Na ex-província de Minas Gerais, os códigos de posturas dos municípios de Caldas, Itajubá, Mariana, Ouro Preto, Serro, Januária, etc., determinavam aí pelos artigos 75 a 82:

“É proibido: matar peixe com veneno”.

Onde está escrito veneno, leiam-se: timbó, tinguí, pita, até tabaco.

Numa demonstração eloqüente do lado saudável do unitarismo da monarquia brasileira, também os códigos de posturas dos municípios fluminenses condenavam o uso do “veneno” na apanha dos peixes encontradiços nos cursos d’água, fontes e tanques, empregando-se em tais casos o termo timbó.

Vamos a alguns exemplos:

A postura nº 63 do código de São João da Barra, de 28 de maio de 1881, determinava:

“Empregar na pesca dinamite, pita, timbó, ou qualquer outra substância explosiva ou venenosa. – Pena de 30$000 de multa e oito dias de prisão, elevados ao dobro na reincidência. Sendo escravo sofrerá ele a prisão e o dono a multa”.

O artigo 62 do Código de Posturas de Itaboraí, datado de 28 de janeiro de 1882, era taxativo:

“Pescar em qualquer rio ou lagoa com timbó, pita ou outra substância venenosa. – Pena de oito dias de prisão e 20$000 de multa”.

E o projeto de posturas da extinta Vila da Estrela, cuja execução provisória foi autorizada por Aureliano Coutinho em 1º de fevereiro de 1847, fixava no artigo 6º:

“Na pena do artigo antecedente ( dez mil réis de multa ), incorrerá aquele que para matar peixe botar timbó nos rios, córregos e riachos e mesmo em lagoas que com eles comunicam”.

Como esse código vigorou aqui em Petrópolis durante largo período, tem-se que a proibição do uso do timbó e outras substâncias tóxicas que matassem os peixes também tinha que produzir aqui seus devidos e legais efeitos.

Entretanto, sabe-se por notícias diversas e por depoimentos insuspeitos que, apesar das determinações legais, sempre se empregou nos cursos d’água serranos a rotenona, que é o princípio ativo do timbó e seus afins.

Fosse somente essa a transgressão a uma norma tão defendida Brasil afora, ainda quem sabe seria tolerável, aos olhos dos viventes de hoje, tão agredidos pela barbárie em que nos metemos. Porém, desgraças maiores haveriam de se abater sobre os rios petropolitanos, sempre ao arrepio de todas as legislações passadas e presentes.

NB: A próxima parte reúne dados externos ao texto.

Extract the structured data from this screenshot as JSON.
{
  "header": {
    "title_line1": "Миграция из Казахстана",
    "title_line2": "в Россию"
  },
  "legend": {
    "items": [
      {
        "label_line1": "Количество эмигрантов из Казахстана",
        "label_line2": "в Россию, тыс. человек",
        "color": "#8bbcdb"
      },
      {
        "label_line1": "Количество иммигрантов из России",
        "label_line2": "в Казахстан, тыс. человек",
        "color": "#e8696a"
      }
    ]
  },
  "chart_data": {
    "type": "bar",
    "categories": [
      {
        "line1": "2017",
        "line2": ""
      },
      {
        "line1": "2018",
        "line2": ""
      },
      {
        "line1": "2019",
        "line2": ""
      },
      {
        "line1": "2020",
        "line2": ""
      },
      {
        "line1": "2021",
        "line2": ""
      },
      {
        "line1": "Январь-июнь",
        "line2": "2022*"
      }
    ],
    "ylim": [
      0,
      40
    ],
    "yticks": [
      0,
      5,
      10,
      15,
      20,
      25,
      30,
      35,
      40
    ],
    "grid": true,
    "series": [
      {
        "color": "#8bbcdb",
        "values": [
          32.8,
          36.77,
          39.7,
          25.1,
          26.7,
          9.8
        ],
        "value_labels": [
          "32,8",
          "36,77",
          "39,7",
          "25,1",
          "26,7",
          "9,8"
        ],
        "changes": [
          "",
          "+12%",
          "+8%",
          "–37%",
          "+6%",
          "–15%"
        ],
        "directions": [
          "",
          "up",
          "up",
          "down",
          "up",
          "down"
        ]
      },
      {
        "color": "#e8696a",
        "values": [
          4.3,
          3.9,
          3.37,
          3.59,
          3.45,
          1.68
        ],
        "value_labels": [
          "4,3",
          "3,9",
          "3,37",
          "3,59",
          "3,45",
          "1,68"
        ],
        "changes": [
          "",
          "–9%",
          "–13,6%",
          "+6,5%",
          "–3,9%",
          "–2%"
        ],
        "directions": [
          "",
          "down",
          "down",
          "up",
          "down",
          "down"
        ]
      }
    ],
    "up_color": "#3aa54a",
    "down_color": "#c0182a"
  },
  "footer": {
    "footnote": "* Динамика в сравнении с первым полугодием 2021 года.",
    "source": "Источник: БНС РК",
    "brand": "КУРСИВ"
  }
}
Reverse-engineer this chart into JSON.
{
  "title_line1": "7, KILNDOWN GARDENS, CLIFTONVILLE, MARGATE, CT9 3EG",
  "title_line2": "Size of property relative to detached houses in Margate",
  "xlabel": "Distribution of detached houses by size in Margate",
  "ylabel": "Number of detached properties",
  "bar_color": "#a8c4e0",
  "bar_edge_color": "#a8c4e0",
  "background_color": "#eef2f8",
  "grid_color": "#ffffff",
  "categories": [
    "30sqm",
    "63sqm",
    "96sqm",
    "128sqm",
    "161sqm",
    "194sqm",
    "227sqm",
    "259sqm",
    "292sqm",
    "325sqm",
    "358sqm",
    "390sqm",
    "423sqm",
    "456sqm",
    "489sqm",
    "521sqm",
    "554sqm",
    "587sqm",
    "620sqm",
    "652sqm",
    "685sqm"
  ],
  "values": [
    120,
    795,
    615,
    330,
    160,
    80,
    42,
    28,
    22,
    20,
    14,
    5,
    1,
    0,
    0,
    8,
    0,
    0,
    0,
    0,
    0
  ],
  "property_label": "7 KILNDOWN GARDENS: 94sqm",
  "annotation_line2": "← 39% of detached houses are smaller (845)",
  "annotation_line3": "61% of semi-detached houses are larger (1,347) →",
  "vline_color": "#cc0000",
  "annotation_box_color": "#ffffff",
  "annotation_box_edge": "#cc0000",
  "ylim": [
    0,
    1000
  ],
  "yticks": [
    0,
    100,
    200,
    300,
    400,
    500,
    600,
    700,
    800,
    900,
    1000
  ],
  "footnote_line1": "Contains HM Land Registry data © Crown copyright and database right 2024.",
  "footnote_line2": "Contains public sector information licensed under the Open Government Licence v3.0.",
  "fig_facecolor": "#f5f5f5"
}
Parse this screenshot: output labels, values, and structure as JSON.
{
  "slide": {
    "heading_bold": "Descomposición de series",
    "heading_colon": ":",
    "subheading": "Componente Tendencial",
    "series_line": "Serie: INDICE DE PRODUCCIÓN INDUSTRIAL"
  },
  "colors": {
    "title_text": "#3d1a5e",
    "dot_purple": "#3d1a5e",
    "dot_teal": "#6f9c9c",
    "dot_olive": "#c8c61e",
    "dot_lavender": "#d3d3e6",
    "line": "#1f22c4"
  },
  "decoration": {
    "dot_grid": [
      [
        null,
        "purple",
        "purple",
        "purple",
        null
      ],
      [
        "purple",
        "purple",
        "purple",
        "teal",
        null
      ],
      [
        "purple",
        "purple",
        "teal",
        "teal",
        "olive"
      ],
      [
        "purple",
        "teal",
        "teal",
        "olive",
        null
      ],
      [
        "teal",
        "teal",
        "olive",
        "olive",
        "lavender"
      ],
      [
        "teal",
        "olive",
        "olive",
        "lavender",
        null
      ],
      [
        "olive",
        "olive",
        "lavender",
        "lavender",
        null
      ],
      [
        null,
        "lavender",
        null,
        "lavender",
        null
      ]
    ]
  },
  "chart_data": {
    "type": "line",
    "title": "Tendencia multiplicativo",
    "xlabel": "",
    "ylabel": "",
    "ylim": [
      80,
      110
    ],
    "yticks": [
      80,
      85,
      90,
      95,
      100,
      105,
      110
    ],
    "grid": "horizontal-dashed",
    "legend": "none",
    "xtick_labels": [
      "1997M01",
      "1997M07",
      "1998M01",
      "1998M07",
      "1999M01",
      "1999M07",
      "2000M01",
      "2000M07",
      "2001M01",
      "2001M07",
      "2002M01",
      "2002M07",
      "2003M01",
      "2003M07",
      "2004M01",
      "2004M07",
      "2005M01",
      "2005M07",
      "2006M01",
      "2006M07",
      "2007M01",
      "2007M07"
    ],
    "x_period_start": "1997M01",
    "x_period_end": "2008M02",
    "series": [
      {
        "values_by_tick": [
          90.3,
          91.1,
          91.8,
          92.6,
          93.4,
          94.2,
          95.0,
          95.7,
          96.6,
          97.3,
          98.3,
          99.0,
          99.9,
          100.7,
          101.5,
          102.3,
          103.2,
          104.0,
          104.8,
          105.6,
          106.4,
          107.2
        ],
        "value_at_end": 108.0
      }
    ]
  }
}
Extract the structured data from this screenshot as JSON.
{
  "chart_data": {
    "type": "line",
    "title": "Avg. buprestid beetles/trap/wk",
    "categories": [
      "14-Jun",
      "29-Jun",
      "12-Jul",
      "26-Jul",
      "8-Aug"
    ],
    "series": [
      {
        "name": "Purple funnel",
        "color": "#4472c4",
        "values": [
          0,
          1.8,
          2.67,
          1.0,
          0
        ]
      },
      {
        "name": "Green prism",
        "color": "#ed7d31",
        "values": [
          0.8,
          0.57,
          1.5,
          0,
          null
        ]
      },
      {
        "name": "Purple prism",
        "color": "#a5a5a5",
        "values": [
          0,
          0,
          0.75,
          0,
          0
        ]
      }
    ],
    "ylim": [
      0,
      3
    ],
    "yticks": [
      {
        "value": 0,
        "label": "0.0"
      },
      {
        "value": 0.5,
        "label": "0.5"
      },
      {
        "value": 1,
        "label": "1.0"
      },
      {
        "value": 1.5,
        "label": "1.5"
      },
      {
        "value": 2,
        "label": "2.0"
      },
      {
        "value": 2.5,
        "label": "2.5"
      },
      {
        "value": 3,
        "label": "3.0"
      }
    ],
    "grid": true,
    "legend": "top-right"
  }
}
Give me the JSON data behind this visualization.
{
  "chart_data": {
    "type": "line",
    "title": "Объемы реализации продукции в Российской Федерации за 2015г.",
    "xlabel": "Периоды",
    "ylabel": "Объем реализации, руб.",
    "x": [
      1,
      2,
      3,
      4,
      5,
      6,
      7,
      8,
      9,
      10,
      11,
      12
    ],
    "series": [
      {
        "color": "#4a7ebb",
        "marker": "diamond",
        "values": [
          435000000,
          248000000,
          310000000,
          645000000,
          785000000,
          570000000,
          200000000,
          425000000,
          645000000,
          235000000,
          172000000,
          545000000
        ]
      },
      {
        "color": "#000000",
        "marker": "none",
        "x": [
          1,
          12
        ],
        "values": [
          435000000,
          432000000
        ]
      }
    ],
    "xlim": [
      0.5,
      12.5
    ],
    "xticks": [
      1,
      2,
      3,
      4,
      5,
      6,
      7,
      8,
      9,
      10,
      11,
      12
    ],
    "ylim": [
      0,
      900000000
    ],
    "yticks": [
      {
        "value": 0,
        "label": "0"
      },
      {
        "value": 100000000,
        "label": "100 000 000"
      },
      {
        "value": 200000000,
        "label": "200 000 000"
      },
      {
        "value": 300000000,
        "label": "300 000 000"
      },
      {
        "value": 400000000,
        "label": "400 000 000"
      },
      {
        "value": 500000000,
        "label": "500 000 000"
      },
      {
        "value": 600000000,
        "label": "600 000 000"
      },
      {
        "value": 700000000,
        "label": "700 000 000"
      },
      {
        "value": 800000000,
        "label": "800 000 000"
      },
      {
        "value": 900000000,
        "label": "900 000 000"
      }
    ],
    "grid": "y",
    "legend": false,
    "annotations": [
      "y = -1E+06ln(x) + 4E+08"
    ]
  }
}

Como nunca tivemos, nem na monarquia nem na república, não obstante tantos projetos e esforços, um serviço de esgoto tecnicamente implantado, o Piabanha como seus tributários, viraram desaguadouros de águas servidas e matérias fecais, advindo desse descalabro a morte lenta e paulatina não só do nosso sistema hidrográfico, mas também da fauna nele existente. Ao esgoto, soma-se o lixo e a ambos as descargas industriais, sem qualquer tratamento.

Vira e mexe e aquele líquido pegajoso e fedorento que corre nas calhas acanalhadas do Quitandinha, do Palatino, do Piabanha, do Itamarati, aparece tisnado de azul, encarnado, lilás, elementos químicos que escapam das fábricas na vã tentativa de colorir as águas mortas, poluindo-as sempre e cada vez mais.

Antes o timbó, o tinguí, a pita, o tabaco, tantas vezes condenados pela legislação municipal do Império. Apesar dos pesares e de todas as transgressões eram menos nocivos ao meio ambiente que os dejetos humanos, que o chorume, que os resíduos industriais.